Besonders unbefriedigend ist, dass Sullas überraschender Rücktritt nicht
genauer reflektiert wird. Christ scheint der Auffassung zu sein, Sullas Glaube
an die Macht der Götter und seine Beachtung von Orakelsprüchen sei Hauptgrund
für seinen überraschenden Rücktritt (S. 134/35). In Anlehnung an den von ihm
zitierten Hans Volkmar vermutet der Autor, eine Weissagung der Chaldäer,
Träume sowie erste Symptome seiner Krankheit hätten seinen Entschluß, der
Macht freiwillig zu entsagen, herbeigeführt. Hier bleibt der Erklärungsversuch
meiner Meinung nach unzureichend. Wenn Christ am Ende daher bilanziert, die
Grundwidersprüche des Diktators lägen darin, dass er nur im eigensten
Interesse und in jenem seines Heeres gehandelt habe und Macht errungen habe, um
seinem persönlichen Ehrgeiz zu folgen (S.210/11), so scheint mir diese Analyse
zu einseitig zu sein und Sullas widersprüchlicher Persönlichkeit nicht gerecht
zu werden. Stefan Zweig hat geschrieben: Man suche nach Beispielen freiwilligen
Entsagens in der Weltgeschichte: außer Sulla und Karl V. fände man keine
weiteren Beispiele. Dies ist korrekt und zeigt mir, dass hier noch
Forschungsarbeit zu leisten ist, um Sulla gerecht zu werden.
Vorzüglich ist Christ hingegen die Schilderung der Zeit, in die Sulla
hineingeboren wurde, gelungen. Krise und Untergang der römischen Republik
werden hervorragend dargestellt, wobei sich der Autor auf eigene Arbeiten (etwa:
Krise und Untergang der römischen Republik) stützen kann. Hervorragend auch
neben der Zeitgeschichte das Kapitel "Wirkung", bei der es um die
Einschätzung von Sullas Persönlichkeit geht. Seine Wirkung auf die
Zeitgenossen wird bis in die Zeit Caesars nachgezeichnet (S. 154/55).
Insbeondere Sulla-Gegner Cicero wird für das negative Bild des Diktators als
antike Quelle herangezogen (S. 157), was anhand der berühmten Verteidigungsrede
Ciceros auf Sextus Roscius aus Ameria, in dem Cicero besonders Sullas Günstling
Chrysognos angriff (vgl. S. 118), präzisiert wird. Cicero scheute sich nicht,
als junger Anwlalt den allmächtigen Diktator zu dessen Lebzeiten anzugreifen
(vgl. auch den Roman: "Das Lächeln des Cicero" von Stephen Saylor).
Auch die kontroverse Einschätzung Sullas in der modernen Geschichtswissenschaft
wird beleuchtet, wobei sogar noch ein erst im Jahre 2000 erschienenes
Sulla-Portrait des Kölner Althistorikers Hölkeskamp herangezogen wird (S.

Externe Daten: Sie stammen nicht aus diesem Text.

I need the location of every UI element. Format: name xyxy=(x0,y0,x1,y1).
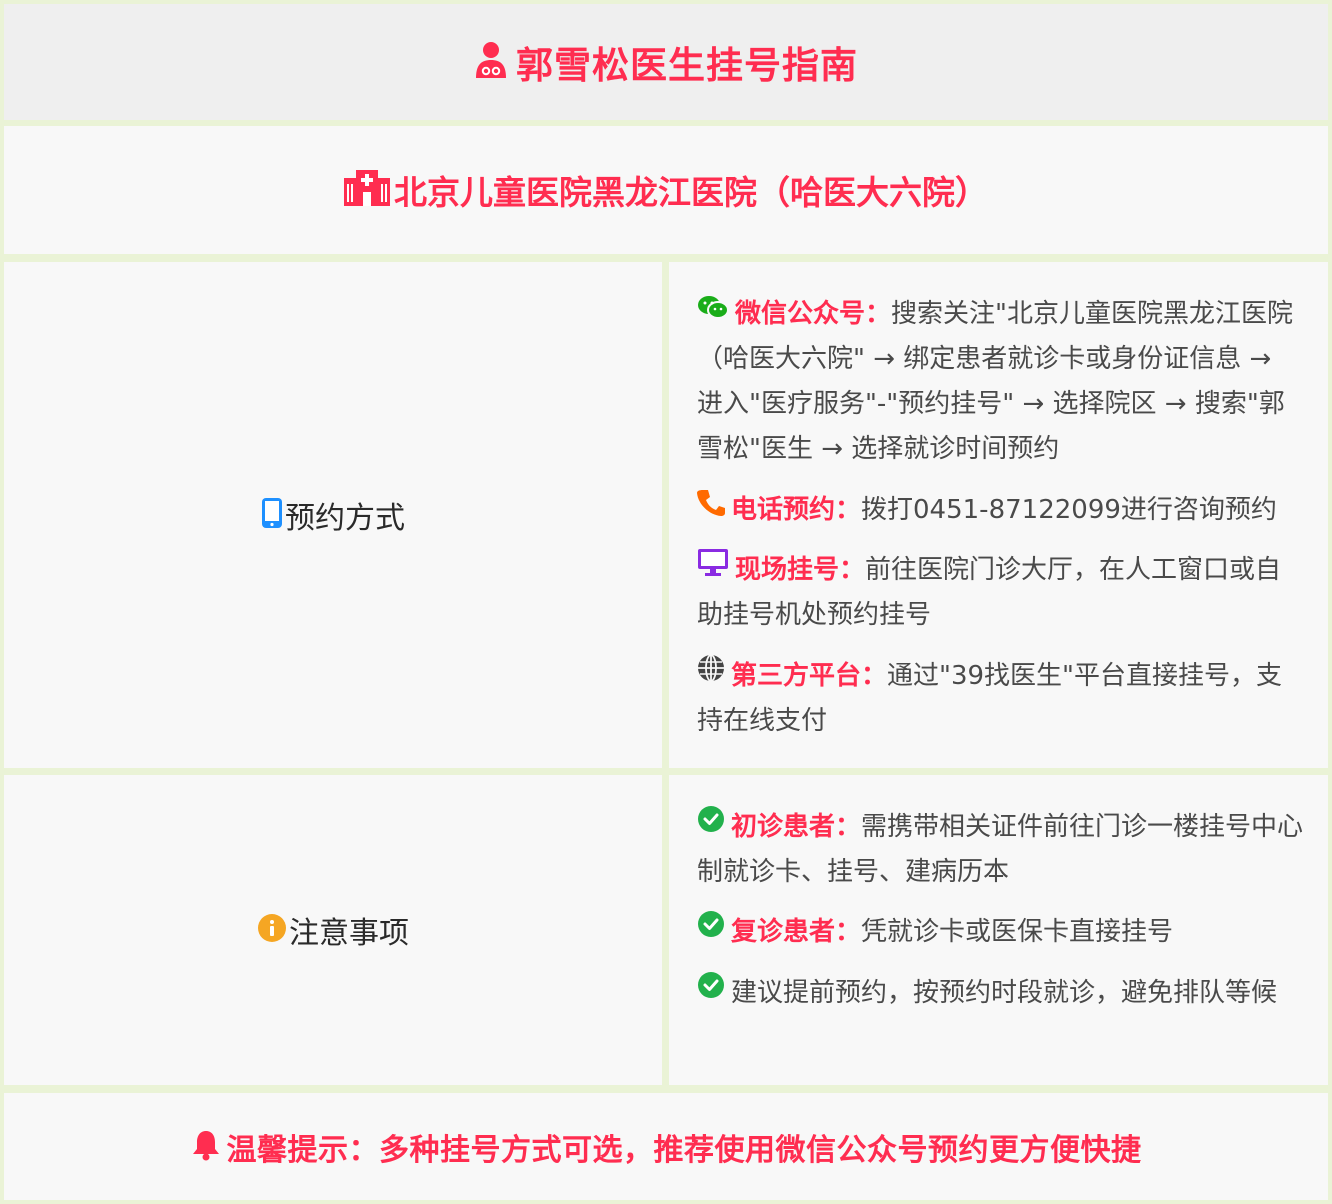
third-party-key: 第三方平台： xyxy=(731,661,888,691)
footer-tip: 温馨提示：多种挂号方式可选，推荐使用微信公众号预约更方便快捷 xyxy=(226,1132,1142,1168)
check-circle-icon xyxy=(697,969,725,1014)
wechat-key: 微信公众号： xyxy=(735,299,892,329)
phone-icon xyxy=(697,486,725,531)
monitor-icon xyxy=(697,546,729,591)
mobile-phone-icon xyxy=(261,497,283,533)
onsite-key: 现场挂号： xyxy=(735,555,866,585)
note-item-return-visit: 复诊患者：凭就诊卡或医保卡直接挂号 xyxy=(697,910,1304,955)
return-visit-key: 复诊患者： xyxy=(731,917,862,947)
footer-tip-row: 温馨提示：多种挂号方式可选，推荐使用微信公众号预约更方便快捷 xyxy=(4,1093,1328,1200)
return-visit-text: 凭就诊卡或医保卡直接挂号 xyxy=(861,917,1174,947)
note-item-first-visit: 初诊患者：需携带相关证件前往门诊一楼挂号中心制就诊卡、挂号、建病历本 xyxy=(697,805,1304,895)
notes-label-cell: 注意事项 xyxy=(4,775,662,1085)
phone-text: 拨打0451-87122099进行咨询预约 xyxy=(861,495,1277,525)
notes-cell: 初诊患者：需携带相关证件前往门诊一楼挂号中心制就诊卡、挂号、建病历本 复诊患者：… xyxy=(669,775,1328,1085)
bell-icon xyxy=(191,1129,221,1165)
wechat-icon xyxy=(697,290,729,335)
info-icon xyxy=(257,913,287,947)
booking-label-cell: 预约方式 xyxy=(4,262,662,768)
hospital-name: 北京儿童医院黑龙江医院（哈医大六院） xyxy=(394,173,988,212)
doctor-icon xyxy=(474,40,508,84)
phone-key: 电话预约： xyxy=(731,495,862,525)
first-visit-key: 初诊患者： xyxy=(731,812,862,842)
notes-label: 注意事项 xyxy=(289,916,409,951)
check-circle-icon xyxy=(697,908,725,953)
booking-item-third-party: 第三方平台：通过"39找医生"平台直接挂号，支持在线支付 xyxy=(697,654,1304,744)
advice-text: 建议提前预约，按预约时段就诊，避免排队等候 xyxy=(731,978,1278,1008)
guide-header: 郭雪松医生挂号指南 xyxy=(4,4,1328,120)
note-item-advice: 建议提前预约，按预约时段就诊，避免排队等候 xyxy=(697,971,1304,1016)
hospital-row: 北京儿童医院黑龙江医院（哈医大六院） xyxy=(4,126,1328,254)
booking-item-wechat: 微信公众号：搜索关注"北京儿童医院黑龙江医院（哈医大六院" → 绑定患者就诊卡或… xyxy=(697,292,1304,472)
booking-methods-cell: 微信公众号：搜索关注"北京儿童医院黑龙江医院（哈医大六院" → 绑定患者就诊卡或… xyxy=(669,262,1328,768)
check-circle-icon xyxy=(697,803,725,848)
page-title: 郭雪松医生挂号指南 xyxy=(516,44,858,87)
booking-item-phone: 电话预约：拨打0451-87122099进行咨询预约 xyxy=(697,488,1304,533)
booking-item-onsite: 现场挂号：前往医院门诊大厅，在人工窗口或自助挂号机处预约挂号 xyxy=(697,548,1304,638)
guide-page: 郭雪松医生挂号指南 北京儿童医院黑龙江医院（哈医大六院） 预约方式 微信公众号：… xyxy=(0,0,1332,1204)
hospital-icon xyxy=(344,170,390,210)
booking-label: 预约方式 xyxy=(285,501,405,536)
globe-icon xyxy=(697,652,725,697)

189). Es handelt sich hierbei um ein - wie ich finde - hochinteressantes Kapitel
(S. 167-194), bei der auch eine kurze Rezeptionsgeschichte in
kulturgeschichtlich-künstlerischer Perspektive gegeben wird (S. 192-194). Auch
die abschließende Bibliographie ist gut stukturiert und unterteilt in
Forschungsberichte, Quellen, Übersetzungen, Kommentare Sekundärliteratur zu
den Quellen und Monographien und Einzelstudien, wobei auch hier Materialien bis
ins Jahr 2002 (Nachtrag) herangezogen werden. Aktueller geht es wirklich nicht.
Fazit
Fazit: Eine hervorragende, insgesamt faszinierende Biographie, die ein im
großen und ganzen negatives Bild des römischen Politikers zeichnet. Sie ist
gut lesbar und für Erstinformation, aber auch für Fachleute sehr gut geeignet,
da der Autor, emeritierer Professor für Alte Geschichte an der Universität
Marburg, kompetent und spannend dem interessierten Leser diese interessante
Persönlichkeit aus dem alten Rom nahebringt.